- 论坛徽章:
- 0
|
8.1 Recovery from a multiple disk failure
The scenario is:
A controller dies and takes two disks offline at the same time,
All disks on one scsi bus can no longer be reached if a disk dies,
A cable comes loose...
In short: quite often you get a temporary failure of several disks at once; afterwards the RAID superblocks are out of sync and you can no longer init your RAID array.
If using mdadm, you could first try to run:
mdadm --assemble --force
If not, there's one thing left: rewrite the RAID superblocks by mkraid --force
To get this to work, you'll need to have an up to date /etc/raidtab - if it doesn't EXACTLY match devices and ordering of the original disks this will not work as expected, but will most likely completely obliterate whatever data you used to have on your disks.

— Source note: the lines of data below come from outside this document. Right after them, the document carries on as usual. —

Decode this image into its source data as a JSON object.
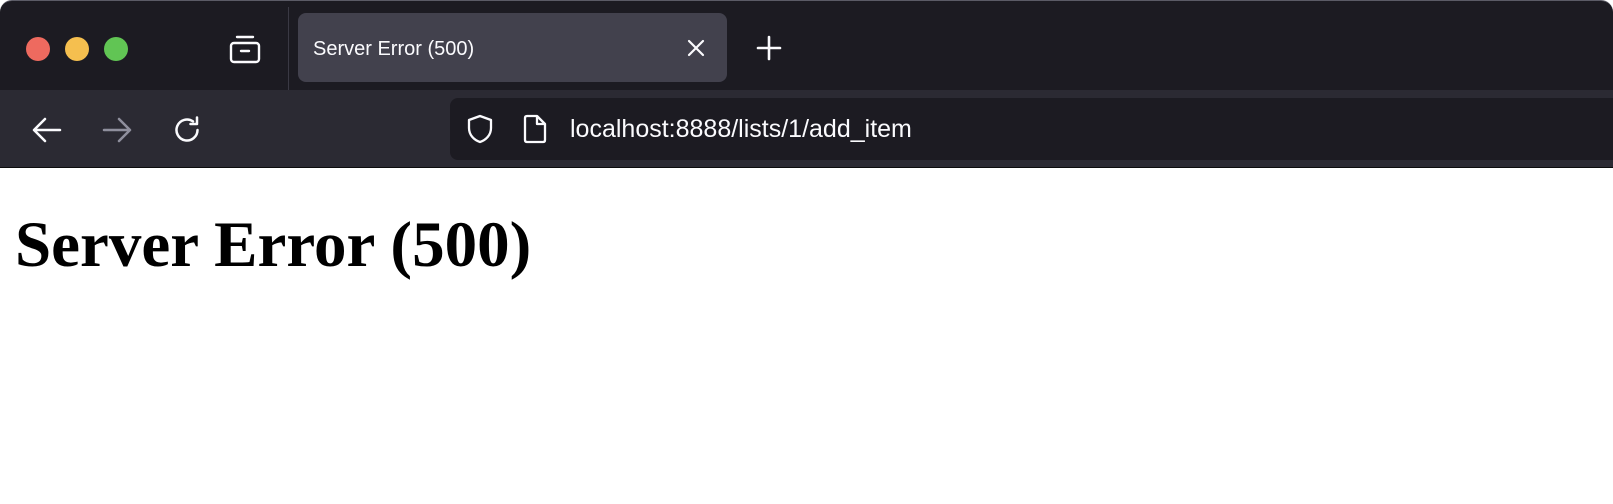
{
  "window": {
    "controls": [
      "close",
      "minimize",
      "maximize"
    ],
    "colors": {
      "close": "#ee6a5f",
      "minimize": "#f5bf4f",
      "maximize": "#61c554",
      "tabstrip_bg": "#1c1b22",
      "active_tab_bg": "#42414d",
      "navbar_bg": "#2b2a33",
      "urlbar_bg": "#1c1b22"
    }
  },
  "tabstrip": {
    "tabs_list_icon": "tabs-list-icon",
    "tabs": [
      {
        "title": "Server Error (500)",
        "active": true,
        "close_icon": "close-icon"
      }
    ],
    "new_tab_icon": "plus-icon"
  },
  "navbar": {
    "back_icon": "arrow-left-icon",
    "forward_icon": "arrow-right-icon",
    "forward_enabled": false,
    "reload_icon": "reload-icon",
    "urlbar": {
      "security_icon": "shield-icon",
      "page_icon": "page-icon",
      "url": "localhost:8888/lists/1/add_item"
    }
  },
  "page": {
    "heading": "Server Error (500)"
  }
}
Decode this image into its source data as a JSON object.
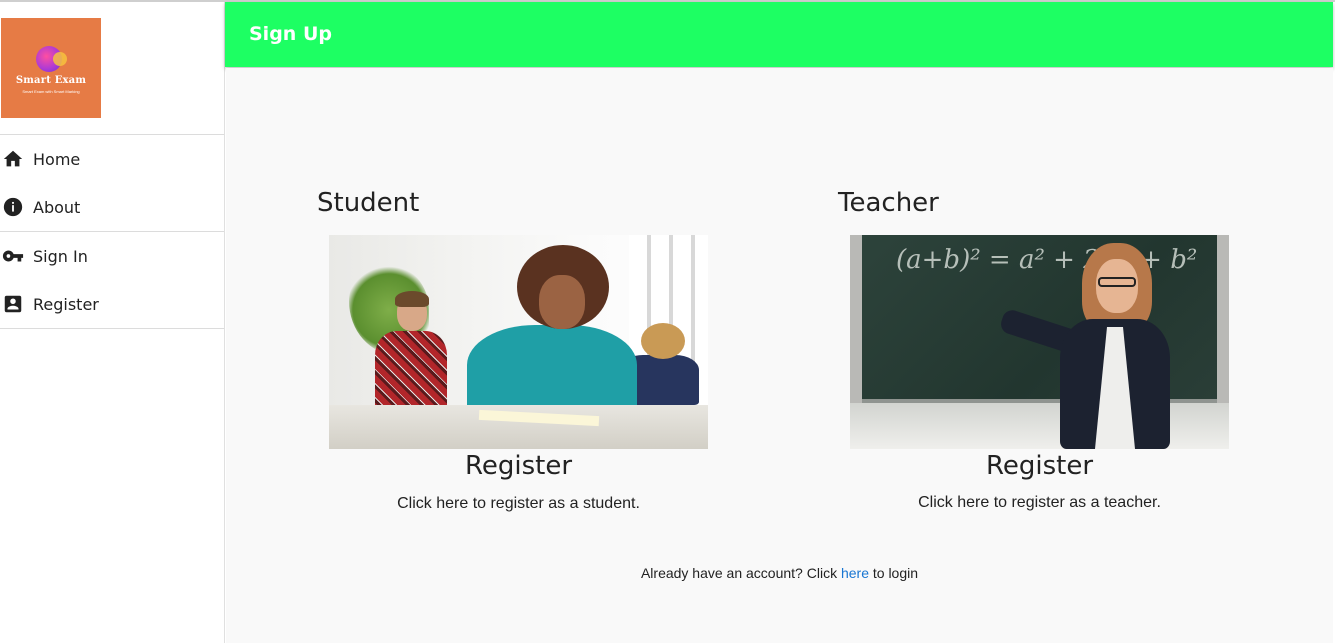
{
  "app": {
    "logo": {
      "brand": "Smart Exam",
      "tagline": "Smart Exam with Smart Marking"
    }
  },
  "sidebar": {
    "items": [
      {
        "label": "Home",
        "icon": "home-icon"
      },
      {
        "label": "About",
        "icon": "info-icon"
      },
      {
        "label": "Sign In",
        "icon": "key-icon"
      },
      {
        "label": "Register",
        "icon": "account-box-icon"
      }
    ]
  },
  "header": {
    "title": "Sign Up",
    "color": "#1dff63"
  },
  "cards": [
    {
      "title": "Student",
      "register": "Register",
      "description": "Click here to register as a student."
    },
    {
      "title": "Teacher",
      "register": "Register",
      "description": "Click here to register as a teacher.",
      "board_formula": "(a+b)² = a² + 2ab + b²"
    }
  ],
  "footer": {
    "prefix": "Already have an account? Click",
    "link": "here",
    "suffix": "to login",
    "link_color": "#1976d2"
  }
}
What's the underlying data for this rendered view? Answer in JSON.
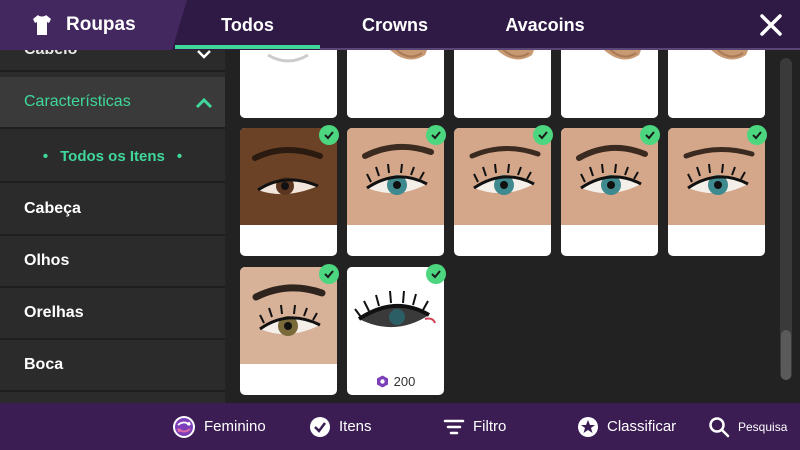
{
  "header": {
    "title": "Roupas",
    "tabs": [
      {
        "label": "Todos",
        "active": true
      },
      {
        "label": "Crowns",
        "active": false
      },
      {
        "label": "Avacoins",
        "active": false
      }
    ]
  },
  "sidebar": {
    "partial_item": "Cabelo",
    "category": "Características",
    "selected_sub": "Todos os Itens",
    "items": [
      "Cabeça",
      "Olhos",
      "Orelhas",
      "Boca"
    ]
  },
  "grid": {
    "items": [
      {
        "type": "ear",
        "owned": false
      },
      {
        "type": "ear",
        "owned": false
      },
      {
        "type": "ear",
        "owned": false
      },
      {
        "type": "ear",
        "owned": false
      },
      {
        "type": "ear",
        "owned": false
      },
      {
        "type": "eye-dark-skin",
        "owned": true
      },
      {
        "type": "eye-teal",
        "owned": true
      },
      {
        "type": "eye-teal",
        "owned": true
      },
      {
        "type": "eye-teal",
        "owned": true
      },
      {
        "type": "eye-teal",
        "owned": true
      },
      {
        "type": "eye-hazel",
        "owned": true
      },
      {
        "type": "eye-lashes",
        "owned": true,
        "price": "200"
      }
    ]
  },
  "bottom": {
    "gender": "Feminino",
    "items": "Itens",
    "filter": "Filtro",
    "sort": "Classificar",
    "search": "Pesquisa"
  },
  "colors": {
    "accent": "#3fd89a",
    "topbar": "#2e1a45",
    "bottombar": "#3b1d54",
    "check": "#4cd67f"
  }
}
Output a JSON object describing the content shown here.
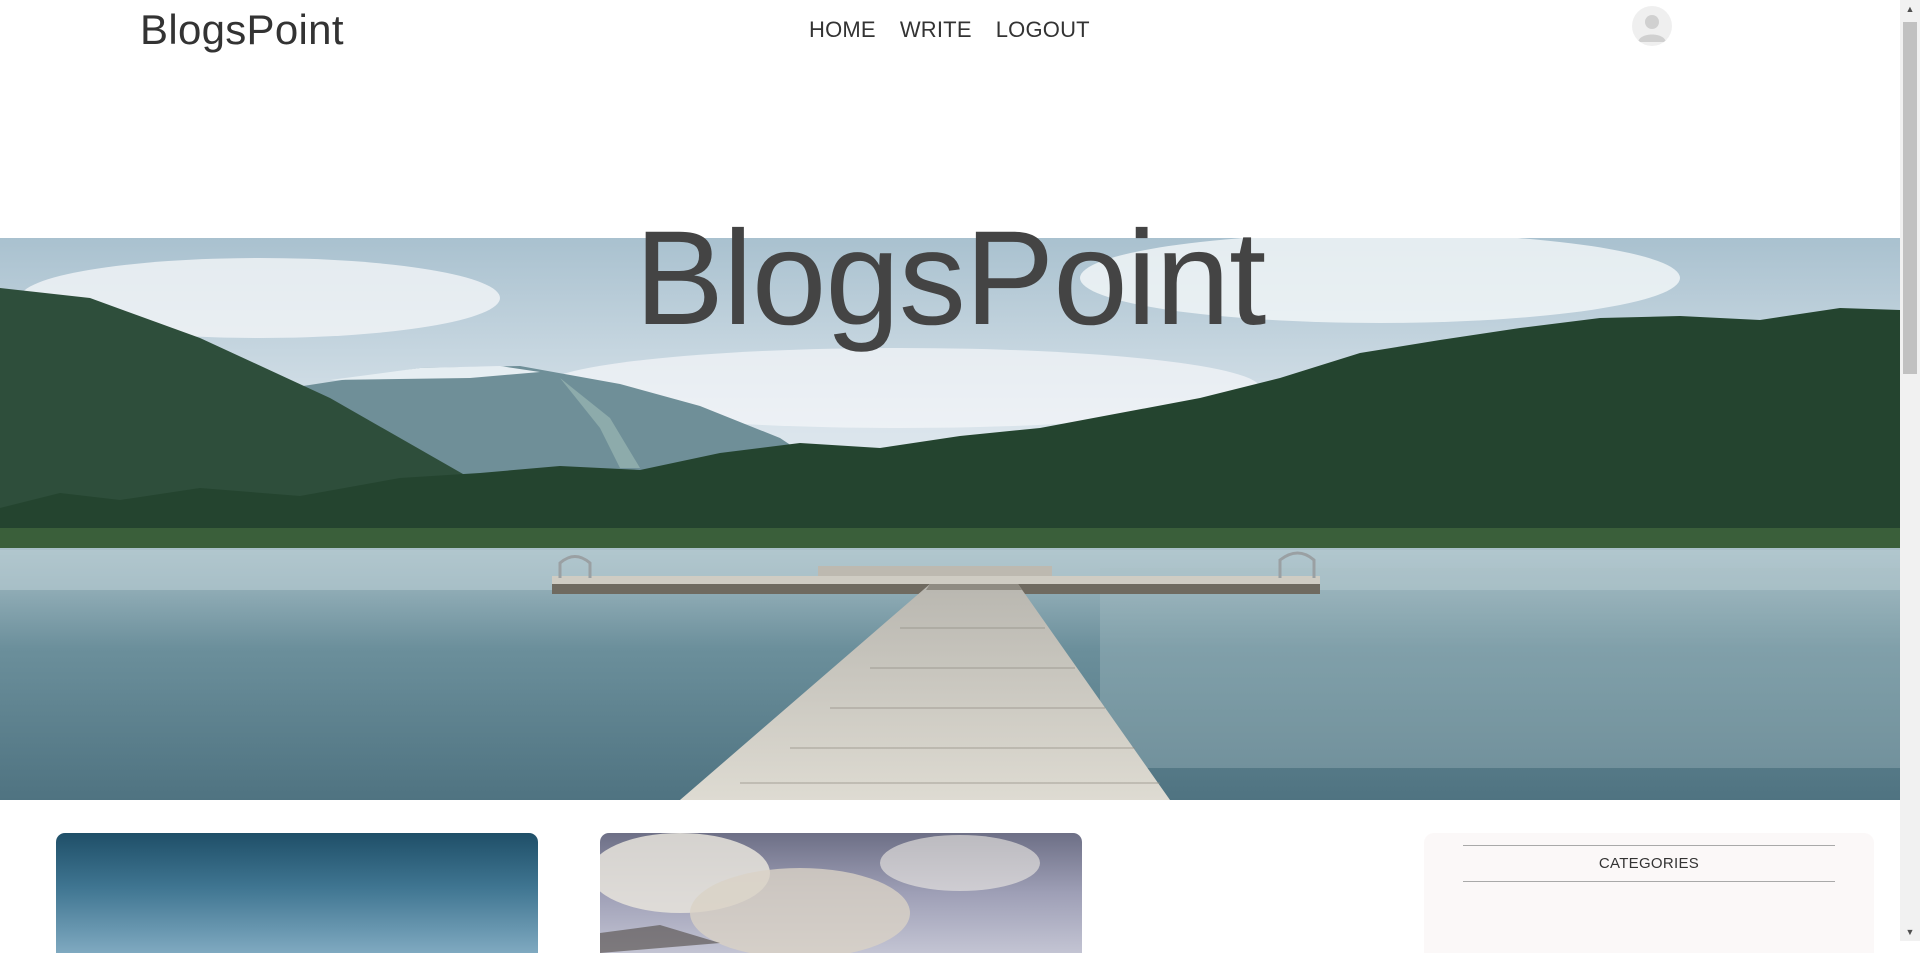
{
  "header": {
    "logo": "BlogsPoint",
    "nav": [
      {
        "label": "HOME"
      },
      {
        "label": "WRITE"
      },
      {
        "label": "LOGOUT"
      }
    ],
    "avatar_icon": "user-avatar-icon"
  },
  "hero": {
    "title": "BlogsPoint",
    "image_description_icon": "lake-dock-landscape-image"
  },
  "posts": [
    {
      "image_icon": "sky-image"
    },
    {
      "image_icon": "clouds-image"
    }
  ],
  "sidebar": {
    "title": "CATEGORIES"
  },
  "colors": {
    "text": "#444444",
    "sidebar_bg": "#fbf8f8"
  }
}
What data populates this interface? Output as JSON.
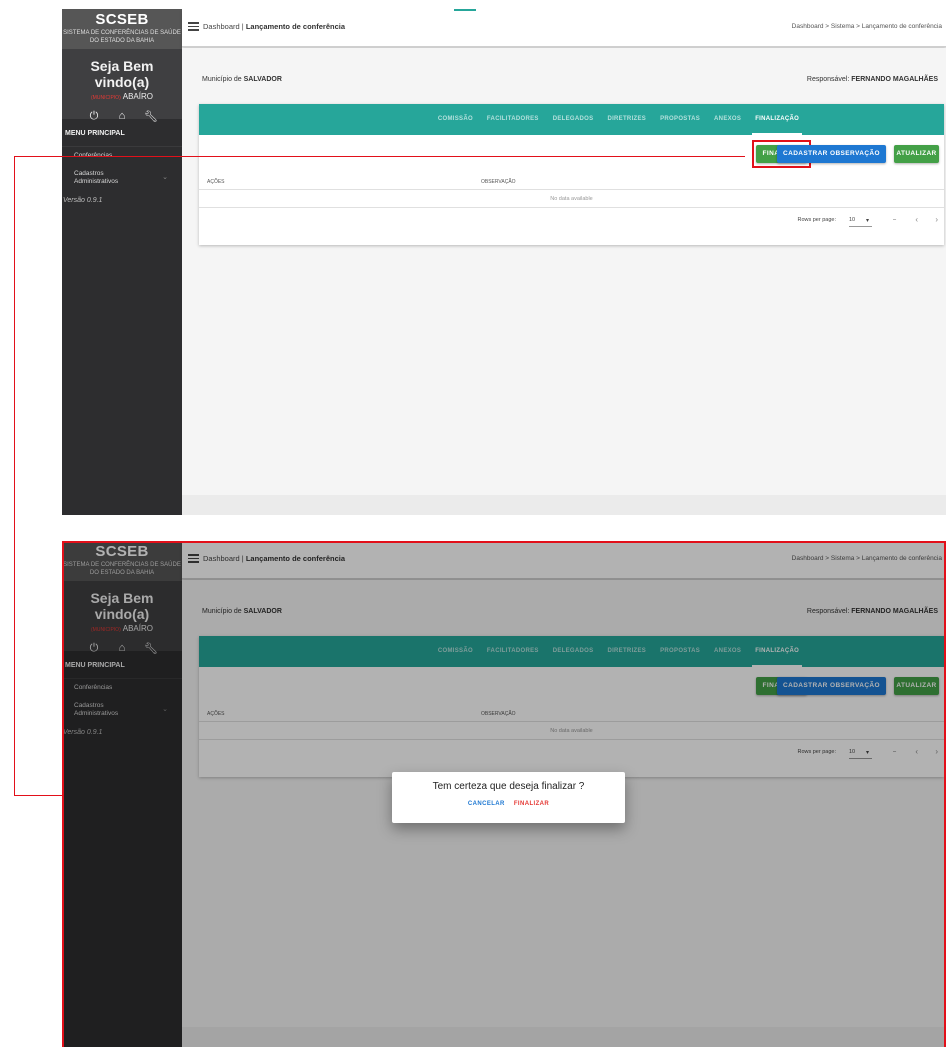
{
  "app": {
    "name": "SCSEB",
    "subtitle": "SISTEMA DE CONFERÊNCIAS DE SAÚDE DO ESTADO DA BAHIA",
    "welcome": "Seja Bem vindo(a)",
    "user_tag": "(municipio)",
    "user_name": "ABAÍRO",
    "version": "Versão 0.9.1"
  },
  "sidebar": {
    "menu_title": "MENU PRINCIPAL",
    "items": [
      {
        "label": "Conferências"
      },
      {
        "label": "Cadastros Administrativos"
      }
    ],
    "icons": [
      "power-icon",
      "home-icon",
      "wrench-icon"
    ]
  },
  "header": {
    "dashboard_label": "Dashboard |",
    "page_title": "Lançamento de conferência",
    "breadcrumb": "Dashboard  >  Sistema  >  Lançamento de conferência"
  },
  "page": {
    "municipio_prefix": "Município de ",
    "municipio": "SALVADOR",
    "responsavel_prefix": "Responsável: ",
    "responsavel": "FERNANDO MAGALHÃES"
  },
  "tabs": [
    "COMISSÃO",
    "FACILITADORES",
    "DELEGADOS",
    "DIRETRIZES",
    "PROPOSTAS",
    "ANEXOS",
    "FINALIZAÇÃO"
  ],
  "active_tab": "FINALIZAÇÃO",
  "buttons": {
    "finalizar": "FINALIZAR",
    "cadastrar": "CADASTRAR OBSERVAÇÃO",
    "atualizar": "ATUALIZAR"
  },
  "table": {
    "columns": [
      "AÇÕES",
      "OBSERVAÇÃO"
    ],
    "empty_text": "No data available",
    "rows_per_page_label": "Rows per page:",
    "rows_per_page": "10",
    "range": "–"
  },
  "dialog": {
    "title": "Tem certeza que deseja finalizar ?",
    "cancel": "CANCELAR",
    "confirm": "FINALIZAR"
  },
  "colors": {
    "teal": "#26a69a",
    "green": "#43a047",
    "blue": "#1e78d2",
    "highlight": "#e2101a"
  }
}
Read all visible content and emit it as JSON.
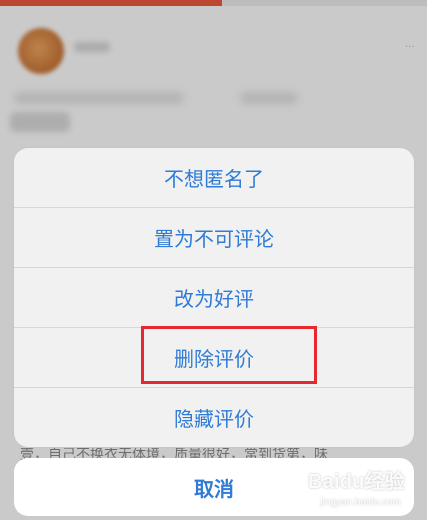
{
  "action_sheet": {
    "items": [
      {
        "label": "不想匿名了"
      },
      {
        "label": "置为不可评论"
      },
      {
        "label": "改为好评"
      },
      {
        "label": "删除评价"
      },
      {
        "label": "隐藏评价"
      }
    ],
    "highlighted_item_index": 3
  },
  "cancel_button": {
    "label": "取消"
  },
  "background_snippet": "壹，自己不换衣无体境，质量很好，常到货第，味",
  "watermark": {
    "brand": "Baidu经验",
    "url": "jingyan.baidu.com"
  },
  "colors": {
    "action_text": "#2f7bd6",
    "highlight_border": "#e62831",
    "tab_accent": "#e4573d"
  }
}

Look at the sylog produced by trying to start the array, you'll see the event count for each superblock; usually it's best to leave out the disk with the lowest event count, i.e the oldest one.
If you mkraid without failed-disk, the recovery thread will kick in immediately and start rebuilding the parity blocks - not necessarily what you want at that moment.
With failed-disk you can specify exactly which disks you want to be active and perhaps try different combinations for best results. BTW, only mount the filesystem read-only while trying this out... This has been successfully used by at least two guys I've been in contact with.
我总觉得通过重写superblock是一种办法,但不知道如何实施,大家觉得此方法行得通吗? |
|